Consolidated data from five leading international weather agencies shows that "2015, 2016 and 2017 have been confirmed as the three warmest years on record", the World Meteorological Organization (WMO) said.
It added that 2016 remains the hottest year ever measured due to the warming effect of El Nino, while 2017 was the warmest non-El Nino year, beating out 2015 by less than one hundredth of a degree.
"The long-term temperature trend is far more important than the ranking of individual years, and that trend is an upward one," WMO secretary-general Petteri Taalas said in a statement.
The 21st century has so far been a period of the hottest weather, accounting for 17 of the 18 warmest years on record.
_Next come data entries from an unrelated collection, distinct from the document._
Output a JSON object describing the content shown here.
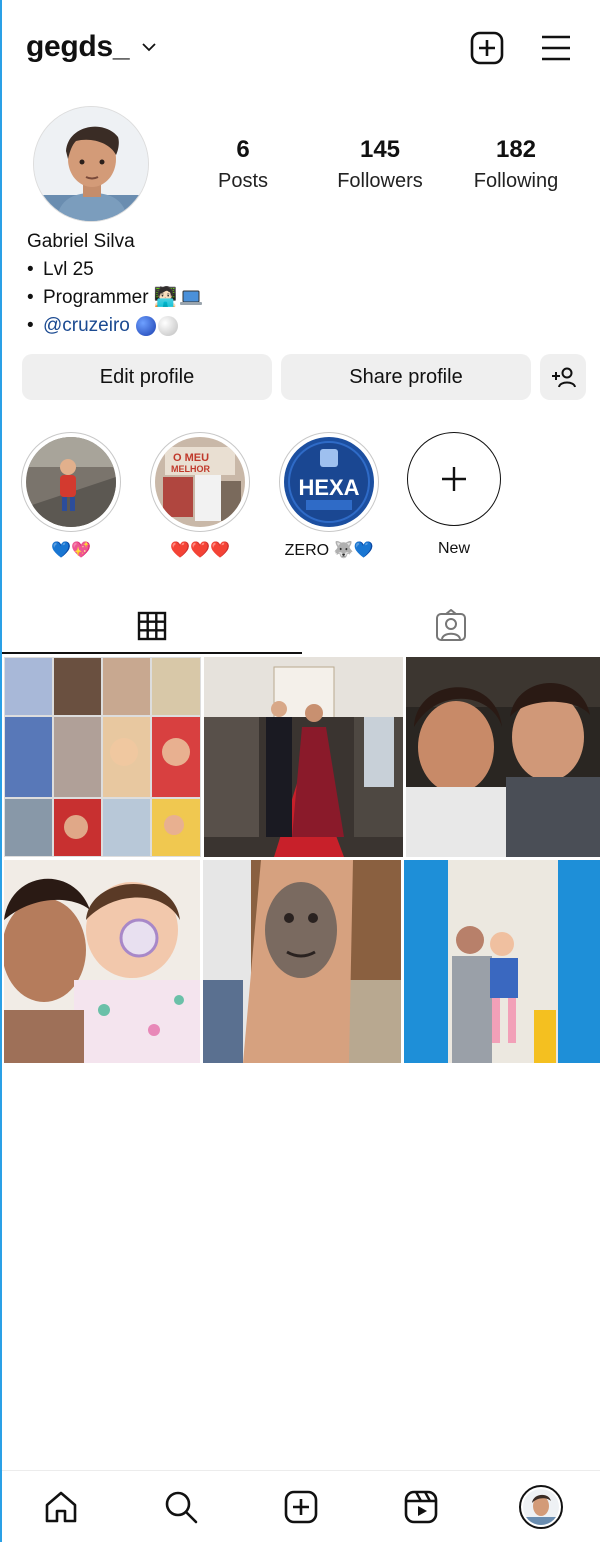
{
  "header": {
    "username": "gegds_",
    "icons": {
      "chevron": "chevron-down-icon",
      "create": "plus-square-icon",
      "menu": "hamburger-menu-icon"
    }
  },
  "profile": {
    "posts_count": "6",
    "posts_label": "Posts",
    "followers_count": "145",
    "followers_label": "Followers",
    "following_count": "182",
    "following_label": "Following",
    "display_name": "Gabriel Silva",
    "bio": [
      {
        "bullet": "•",
        "text": "Lvl 25"
      },
      {
        "bullet": "•",
        "text": "Programmer 🧑🏻‍💻"
      },
      {
        "bullet": "•",
        "text": "@cruzeiro"
      }
    ]
  },
  "actions": {
    "edit_label": "Edit profile",
    "share_label": "Share profile",
    "discover_icon": "add-person-icon"
  },
  "highlights": [
    {
      "label": "💙💖"
    },
    {
      "label": "❤️❤️❤️"
    },
    {
      "label": "ZERO 🐺💙",
      "badge": "HEXA"
    },
    {
      "label": "New"
    }
  ],
  "tabs": {
    "grid_icon": "grid-icon",
    "tagged_icon": "tagged-person-icon"
  },
  "bottom_nav": {
    "home": "home-icon",
    "search": "search-icon",
    "create": "plus-square-icon",
    "reels": "reels-icon",
    "profile": "avatar"
  },
  "colors": {
    "link": "#1b4a91",
    "button_bg": "#efefef",
    "accent_blue": "#2aa0e6",
    "cruzeiro_blue": "#1c4fa0"
  }
}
"And the degree of warming during the past three years has been exceptional," Tasslas added.
The WMO also highlighted the intensification of weather and climate related disasters, which hit record levels in the United States last year, while multiple countries were devastated by cyclones, floods and drought.
The WMO findings were based on data provided by the US National Oceanic and Atmospheric Administration, US space agency NASA, Britain's Met office, the European Centre for medium range weather forecasts and the Japan Meteorological Agency.
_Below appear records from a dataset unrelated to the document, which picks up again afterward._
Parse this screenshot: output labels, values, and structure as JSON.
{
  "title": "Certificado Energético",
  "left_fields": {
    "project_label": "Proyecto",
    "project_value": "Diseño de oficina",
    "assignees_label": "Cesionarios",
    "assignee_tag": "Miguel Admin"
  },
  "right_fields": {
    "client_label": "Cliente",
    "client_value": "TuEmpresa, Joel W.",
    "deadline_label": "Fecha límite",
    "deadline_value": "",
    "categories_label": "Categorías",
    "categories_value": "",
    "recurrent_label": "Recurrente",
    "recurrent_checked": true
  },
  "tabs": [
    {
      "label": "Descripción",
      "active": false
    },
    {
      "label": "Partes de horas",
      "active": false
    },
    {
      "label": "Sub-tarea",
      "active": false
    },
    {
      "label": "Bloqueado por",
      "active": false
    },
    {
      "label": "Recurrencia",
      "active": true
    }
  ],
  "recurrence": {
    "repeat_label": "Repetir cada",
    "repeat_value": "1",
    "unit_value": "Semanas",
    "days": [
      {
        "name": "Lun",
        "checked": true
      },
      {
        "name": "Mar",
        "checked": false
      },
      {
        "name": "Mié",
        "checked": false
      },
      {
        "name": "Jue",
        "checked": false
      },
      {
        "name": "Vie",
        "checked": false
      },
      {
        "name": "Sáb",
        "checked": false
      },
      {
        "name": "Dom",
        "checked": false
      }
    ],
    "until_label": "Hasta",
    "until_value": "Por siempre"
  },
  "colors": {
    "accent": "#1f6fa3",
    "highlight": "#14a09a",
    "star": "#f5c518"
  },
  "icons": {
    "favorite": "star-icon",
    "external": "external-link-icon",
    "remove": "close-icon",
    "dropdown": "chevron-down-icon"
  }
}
Using those inputs, the UN said that the average global surface temperature last year was 1.1 degrees Celsius above pre-industrial levels.
Reacting to the results, experts warned that the planet was moving closer to a set of red lines laid out in the historic 2015 Paris climate agreement.
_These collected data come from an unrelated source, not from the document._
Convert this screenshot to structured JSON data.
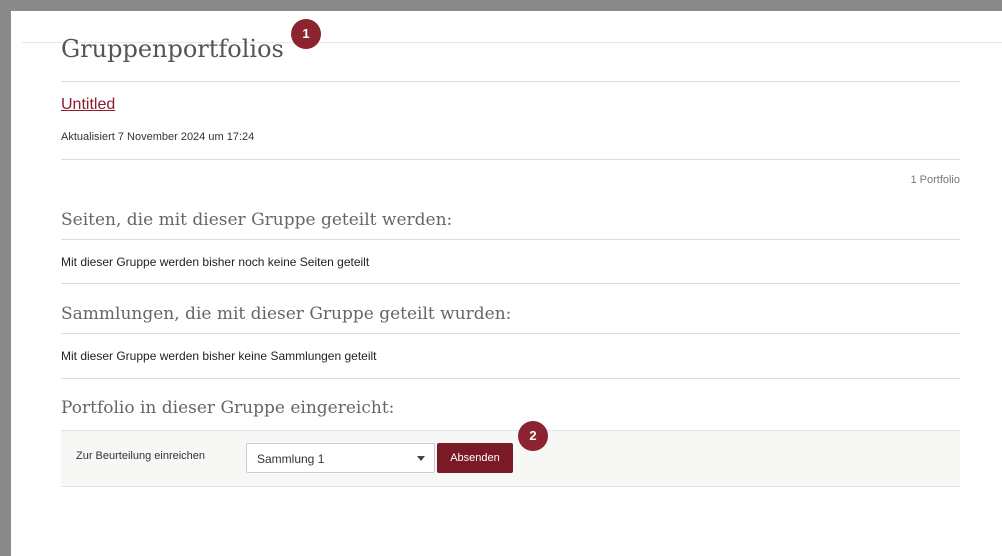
{
  "page": {
    "title": "Gruppenportfolios"
  },
  "portfolio": {
    "link_text": "Untitled",
    "updated": "Aktualisiert 7 November 2024 um 17:24",
    "count": "1 Portfolio"
  },
  "pages_section": {
    "title": "Seiten, die mit dieser Gruppe geteilt werden:",
    "text": "Mit dieser Gruppe werden bisher noch keine Seiten geteilt"
  },
  "collections_section": {
    "title": "Sammlungen, die mit dieser Gruppe geteilt wurden:",
    "text": "Mit dieser Gruppe werden bisher keine Sammlungen geteilt"
  },
  "submitted_section": {
    "title": "Portfolio in dieser Gruppe eingereicht:",
    "submit_label": "Zur Beurteilung einreichen",
    "select_value": "Sammlung 1",
    "button_label": "Absenden"
  },
  "annotations": {
    "badge_1": "1",
    "badge_2": "2"
  },
  "colors": {
    "accent": "#7a1a26",
    "badge": "#8b2330",
    "link": "#8b1e2c"
  }
}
That treaty calls for capping global warming at "well under" two degrees Celsius.
"When even 'colder' (non-El Nino) years are rewriting the warmest year record books we know we have a problem," said Dave Reay, the Carbon Management chair at the University of Edinburgh.
"Global temperatures will continue to bob up and down from year to year, but the climate tide beneath them is rising fast."
There is mounting global consensus on the need to slash CO2 and methane emissions, improve energy efficiency, and develop technologies to remove CO2 from the air.
But US President Donald Trump's decision to withdraw from the Paris accord has rattled the international community and complicated efforts at forging joint action – even though many US state governments insist they remain committed to cut emissions.
Since industrialization took off in the early 19th century, CO2 concentrations in the atmosphere have increased by nearly half, from 280 parts per million to 407 parts per million.
Trump will head to the World Economic Forum in Davos next week, an annual gathering of global elite, where he will confront some of the political and civil society leaders who fought hard for the Paris deal.
"Collaborative efforts" to combat unprecedented shared challenges will be a major theme of meeting, WEF boss Klaus Schwab said this week.
"The record temperature should focus the minds of world leaders, including President Trump, on the scale and urgency of the risks that people, rich and poor, face around the world from climate change," said Bob Ward, policy director at the Grantham Research Institute on Climate Change and the Environment and the London School of Economics.